Why it matters: Committee members said a shorter, prioritized list will be more actionable for city staff, councilors and outside partners seeking grant funding. Several speakers argued that retaining the full plan as the comprehensive source while publishing a compact appendix would preserve institutional memory without overwhelming readers.

What the committee decided: Members agreed to resurrect a smaller working group to draft the condensed priorities and status updates; volunteers from the original planning effort will be asked to join. "Let me know because I might know," one participant said when offering to help refine the list. The committee set an internal target to complete the addendum by the end of the year and to return the draft to the full committee for review.

Next steps and scope: The subcommittee is expected to:
- Review the existing 156 action items and remove duplicates.
- Produce a short list of the highest‑priority, time‑sensitive items for tracking.
- Include a concise status update for each prioritized item and note any new priorities arising from MVP 2.0 outreach.

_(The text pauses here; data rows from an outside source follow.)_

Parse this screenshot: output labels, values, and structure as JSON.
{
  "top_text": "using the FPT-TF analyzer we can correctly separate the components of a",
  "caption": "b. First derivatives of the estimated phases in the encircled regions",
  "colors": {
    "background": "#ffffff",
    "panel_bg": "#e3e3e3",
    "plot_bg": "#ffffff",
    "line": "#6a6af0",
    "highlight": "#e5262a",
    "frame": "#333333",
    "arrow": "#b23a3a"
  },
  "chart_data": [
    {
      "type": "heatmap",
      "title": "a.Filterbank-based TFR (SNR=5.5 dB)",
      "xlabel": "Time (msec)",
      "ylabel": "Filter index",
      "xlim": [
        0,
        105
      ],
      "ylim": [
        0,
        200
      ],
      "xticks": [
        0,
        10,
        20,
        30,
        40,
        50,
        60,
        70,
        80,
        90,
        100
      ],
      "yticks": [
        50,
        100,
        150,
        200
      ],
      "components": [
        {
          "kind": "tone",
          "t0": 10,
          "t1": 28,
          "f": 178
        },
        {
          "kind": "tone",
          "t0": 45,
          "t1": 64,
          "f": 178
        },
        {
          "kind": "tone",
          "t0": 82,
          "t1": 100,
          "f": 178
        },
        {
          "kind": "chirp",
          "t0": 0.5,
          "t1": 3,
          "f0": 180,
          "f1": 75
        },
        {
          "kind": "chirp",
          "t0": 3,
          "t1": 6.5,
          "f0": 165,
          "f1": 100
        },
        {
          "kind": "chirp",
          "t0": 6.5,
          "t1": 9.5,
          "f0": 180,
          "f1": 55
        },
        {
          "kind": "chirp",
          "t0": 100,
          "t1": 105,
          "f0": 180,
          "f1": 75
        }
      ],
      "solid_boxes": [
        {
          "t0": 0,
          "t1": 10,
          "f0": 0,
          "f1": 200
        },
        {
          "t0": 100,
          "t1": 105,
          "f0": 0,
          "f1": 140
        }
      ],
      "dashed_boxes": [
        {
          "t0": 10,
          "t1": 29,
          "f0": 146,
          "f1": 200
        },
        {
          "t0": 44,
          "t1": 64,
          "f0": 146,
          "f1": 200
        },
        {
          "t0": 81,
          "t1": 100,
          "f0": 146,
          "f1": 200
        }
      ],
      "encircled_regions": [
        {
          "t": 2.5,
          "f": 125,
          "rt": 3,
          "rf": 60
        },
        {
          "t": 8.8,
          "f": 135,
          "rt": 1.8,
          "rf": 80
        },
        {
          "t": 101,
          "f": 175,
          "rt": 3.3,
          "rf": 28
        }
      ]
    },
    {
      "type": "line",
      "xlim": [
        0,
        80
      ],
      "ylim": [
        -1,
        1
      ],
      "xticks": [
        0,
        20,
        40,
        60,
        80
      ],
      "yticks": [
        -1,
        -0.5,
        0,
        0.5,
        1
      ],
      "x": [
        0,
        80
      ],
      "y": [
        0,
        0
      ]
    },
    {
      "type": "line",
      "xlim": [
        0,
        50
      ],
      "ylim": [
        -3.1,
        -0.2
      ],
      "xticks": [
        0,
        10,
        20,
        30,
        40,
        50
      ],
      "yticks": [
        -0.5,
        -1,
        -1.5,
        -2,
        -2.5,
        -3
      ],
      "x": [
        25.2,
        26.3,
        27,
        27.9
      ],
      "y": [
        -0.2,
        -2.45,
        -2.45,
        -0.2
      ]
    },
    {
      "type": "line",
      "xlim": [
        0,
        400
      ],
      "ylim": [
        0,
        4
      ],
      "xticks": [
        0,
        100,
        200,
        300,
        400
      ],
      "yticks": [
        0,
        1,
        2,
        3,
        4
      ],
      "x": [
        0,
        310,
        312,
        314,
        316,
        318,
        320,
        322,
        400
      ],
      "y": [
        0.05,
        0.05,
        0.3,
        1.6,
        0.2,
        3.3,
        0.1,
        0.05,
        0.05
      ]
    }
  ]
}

Members discussed using a risk‑or asset‑based matrix as a tool to help prioritize items but cautioned against spending excessive time on a perfect scoring model. One participant suggested a pragmatic approach: boil the table down to roughly 10 core priorities and update annually.

The committee also discussed public communication of the addendum and whether to re‑run the scientific analyses in the full plan; several members recommended referencing existing state science rather than repeating technical assessments in the addendum. The committee signaled it will coordinate with MVP 2.0 staff and the city’s planning teams as the subcommittee prepares a draft.